The trouble with that broad definition is pretty simple–you can't treat people like machines. Notice the word that jumps out at you in the Wikipedia definition above. Creativity. That's not something that can be easily quantified, or even modelled. You simply can't build creativity to order. Human creativity and other so-called "intangibles" like leadership and talent make the whole theory increasingly tough to pin down. Many economic and social theorists see huge holes and gaps in the idea of human capital, and the field has become wildly complex as new ideas emerge to fill in the gaps.
The one thing that is not up for argument is that the human component of any business is the most important part, and that it is a foolish manager that does not try to keep it in balance.
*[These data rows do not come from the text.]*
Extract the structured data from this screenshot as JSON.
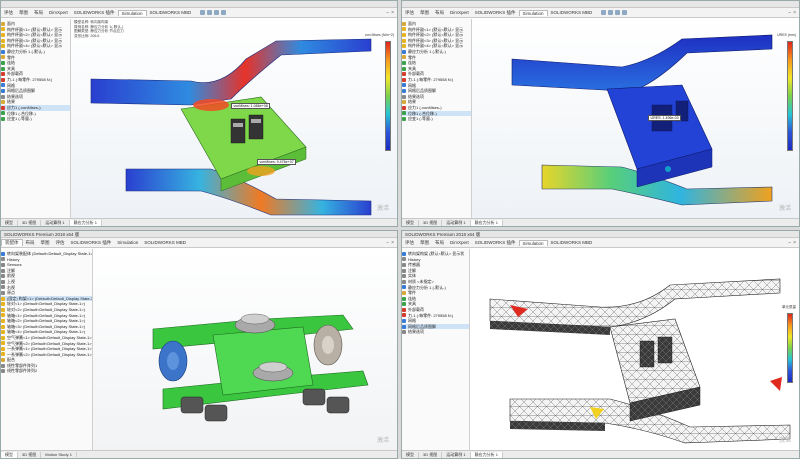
{
  "panel1": {
    "title": "",
    "tabs": [
      "评估",
      "草图",
      "布局",
      "DimXpert",
      "SOLIDWORKS 插件",
      "Simulation",
      "SOLIDWORKS MBD"
    ],
    "info": [
      "模型名称: 转向架构架",
      "算例名称: 静应力分析 1(-默认-)",
      "图解类型: 静应力分析 节点应力",
      "变形比例: 206.6"
    ],
    "tree": [
      {
        "label": "面内",
        "icon": "folder"
      },
      {
        "label": "构件杯副<1> (默认<默认> 显示",
        "icon": "yellow"
      },
      {
        "label": "构件杯副<2> (默认<默认> 显示",
        "icon": "yellow"
      },
      {
        "label": "构件杯副<3> (默认<默认> 显示",
        "icon": "yellow"
      },
      {
        "label": "构件杯副<4> (默认<默认> 显示",
        "icon": "yellow"
      },
      {
        "label": "静应力分析 1 (-默认-)",
        "icon": "blue"
      },
      {
        "label": "零件",
        "icon": "folder"
      },
      {
        "label": "连结",
        "icon": "green"
      },
      {
        "label": "夹具",
        "icon": "green"
      },
      {
        "label": "外部载荷",
        "icon": "red"
      },
      {
        "label": "力-1 (:每零件: 279558 N:)",
        "icon": "red"
      },
      {
        "label": "网格",
        "icon": "blue"
      },
      {
        "label": "网格后品质图解",
        "icon": "blue"
      },
      {
        "label": "结果选项",
        "icon": "gray"
      },
      {
        "label": "结果",
        "icon": "folder"
      },
      {
        "label": "应力1 (-vonMises-)",
        "icon": "red",
        "selected": true
      },
      {
        "label": "位移1 (-合位移-)",
        "icon": "green"
      },
      {
        "label": "应变1 (-等量-)",
        "icon": "green"
      }
    ],
    "callouts": [
      "vonMises: 1.086e+08",
      "vonMises: 9.476e+07"
    ],
    "legend_label": "von Mises (N/m^2)",
    "status": [
      "模型",
      "3D 视图",
      "运动算例 1",
      "静应力分析 1"
    ],
    "watermark": "激活"
  },
  "panel2": {
    "title": "",
    "tabs": [
      "评估",
      "草图",
      "布局",
      "DimXpert",
      "SOLIDWORKS 插件",
      "Simulation",
      "SOLIDWORKS MBD"
    ],
    "info": [
      "模型名称: 转向架构架",
      "算例名称: 静应力分析 1(-默认-)",
      "图解类型: 静应力分析 位移",
      "变形比例: 206.6"
    ],
    "tree": [
      {
        "label": "面内",
        "icon": "folder"
      },
      {
        "label": "构件杯副<1> (默认<默认> 显示",
        "icon": "yellow"
      },
      {
        "label": "构件杯副<2> (默认<默认> 显示",
        "icon": "yellow"
      },
      {
        "label": "构件杯副<3> (默认<默认> 显示",
        "icon": "yellow"
      },
      {
        "label": "构件杯副<4> (默认<默认> 显示",
        "icon": "yellow"
      },
      {
        "label": "静应力分析 1 (-默认-)",
        "icon": "blue"
      },
      {
        "label": "零件",
        "icon": "folder"
      },
      {
        "label": "连结",
        "icon": "green"
      },
      {
        "label": "夹具",
        "icon": "green"
      },
      {
        "label": "外部载荷",
        "icon": "red"
      },
      {
        "label": "力-1 (:每零件: 279558 N:)",
        "icon": "red"
      },
      {
        "label": "网格",
        "icon": "blue"
      },
      {
        "label": "网格后品质图解",
        "icon": "blue"
      },
      {
        "label": "结果选项",
        "icon": "gray"
      },
      {
        "label": "结果",
        "icon": "folder"
      },
      {
        "label": "应力1 (-vonMises-)",
        "icon": "red"
      },
      {
        "label": "位移1 (-合位移-)",
        "icon": "green",
        "selected": true
      },
      {
        "label": "应变1 (-等量-)",
        "icon": "green"
      }
    ],
    "callouts": [
      "URES: 1.496e-03"
    ],
    "legend_label": "URES (mm)",
    "status": [
      "模型",
      "3D 视图",
      "运动算例 1",
      "静应力分析 1"
    ],
    "watermark": "激活"
  },
  "panel3": {
    "title": "SOLIDWORKS Premium 2018 x64 版",
    "tabs": [
      "装配体",
      "布局",
      "草图",
      "评估",
      "SOLIDWORKS 插件",
      "Simulation",
      "SOLIDWORKS MBD"
    ],
    "tree": [
      {
        "label": "转向架装配体 (Default<Default_Display State-1>)",
        "icon": "blue"
      },
      {
        "label": "History",
        "icon": "gray"
      },
      {
        "label": "Sensors",
        "icon": "gray"
      },
      {
        "label": "注解",
        "icon": "gray"
      },
      {
        "label": "前视",
        "icon": "gray"
      },
      {
        "label": "上视",
        "icon": "gray"
      },
      {
        "label": "右视",
        "icon": "gray"
      },
      {
        "label": "原点",
        "icon": "gray"
      },
      {
        "label": "(固定) 构架<1> (Default<Default_Display State-1>)",
        "icon": "yellow",
        "selected": true
      },
      {
        "label": "轮对<1> (Default<Default_Display State-1>)",
        "icon": "yellow"
      },
      {
        "label": "轮对<2> (Default<Default_Display State-1>)",
        "icon": "yellow"
      },
      {
        "label": "轴箱<1> (Default<Default_Display State-1>)",
        "icon": "yellow"
      },
      {
        "label": "轴箱<2> (Default<Default_Display State-1>)",
        "icon": "yellow"
      },
      {
        "label": "轴箱<3> (Default<Default_Display State-1>)",
        "icon": "yellow"
      },
      {
        "label": "轴箱<4> (Default<Default_Display State-1>)",
        "icon": "yellow"
      },
      {
        "label": "空气弹簧<1> (Default<Default_Display State-1>)",
        "icon": "yellow"
      },
      {
        "label": "空气弹簧<2> (Default<Default_Display State-1>)",
        "icon": "yellow"
      },
      {
        "label": "一系弹簧<1> (Default<Default_Display State-1>)",
        "icon": "yellow"
      },
      {
        "label": "一系弹簧<2> (Default<Default_Display State-1>)",
        "icon": "yellow"
      },
      {
        "label": "配合",
        "icon": "folder"
      },
      {
        "label": "线性零部件阵列1",
        "icon": "gray"
      },
      {
        "label": "线性零部件阵列2",
        "icon": "gray"
      }
    ],
    "status": [
      "模型",
      "3D 视图",
      "Motion Study 1"
    ],
    "watermark": "激活"
  },
  "panel4": {
    "title": "SOLIDWORKS Premium 2018 x64 版",
    "tabs": [
      "评估",
      "草图",
      "布局",
      "DimXpert",
      "SOLIDWORKS 插件",
      "Simulation",
      "SOLIDWORKS MBD"
    ],
    "info": [
      "模型名称: 转向架构架",
      "算例名称: 静应力分析 1(-默认-)",
      "图解类型: 网格品质 网格品质1",
      "单元数: 28458"
    ],
    "tree": [
      {
        "label": "转向架构架 (默认<默认> 显示状",
        "icon": "blue"
      },
      {
        "label": "History",
        "icon": "gray"
      },
      {
        "label": "传感器",
        "icon": "gray"
      },
      {
        "label": "注解",
        "icon": "gray"
      },
      {
        "label": "实体",
        "icon": "gray"
      },
      {
        "label": "材质 <未指定>",
        "icon": "gray"
      },
      {
        "label": "静应力分析 1 (-默认-)",
        "icon": "blue"
      },
      {
        "label": "零件",
        "icon": "folder"
      },
      {
        "label": "连结",
        "icon": "green"
      },
      {
        "label": "夹具",
        "icon": "green"
      },
      {
        "label": "外部载荷",
        "icon": "red"
      },
      {
        "label": "力-1 (:每零件: 279558 N:)",
        "icon": "red"
      },
      {
        "label": "网格",
        "icon": "blue"
      },
      {
        "label": "网格后品质图解",
        "icon": "blue",
        "selected": true
      },
      {
        "label": "结果选项",
        "icon": "gray"
      }
    ],
    "legend_label": "单元质量",
    "status": [
      "模型",
      "3D 视图",
      "运动算例 1",
      "静应力分析 1"
    ],
    "watermark": "激活"
  },
  "colors": {
    "stress_high": "#e0241b",
    "stress_mid": "#7ad24b",
    "stress_low": "#1b2cc0",
    "assembly_green": "#3ac73f",
    "wheel_blue": "#3b74c8",
    "mesh_dark": "#3a3a3a"
  }
}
But of course, none of this is isolated to the workplace. Healthy and well-educated people in society at large make for a better workforce. Look at India, where improvements in health and welfare have seen an explosion in human capital. That expansion has led to exploitation, of course, but also to a workforce less tolerant of poor treatment, with the skillset and technological nous to seek out better employment.
The notion of ethical employment is deeply tied into theories of human capital and is a subject that's constantly in flux. I realise this is a very shallow dive into a very deep subject. One thing's certain. It's vital for the big brands that I so often criticise on this blog to understand that the human component of their organisation is essential for continued growth and profitability. And that applies to everyone from the CEO to the humblest machinist.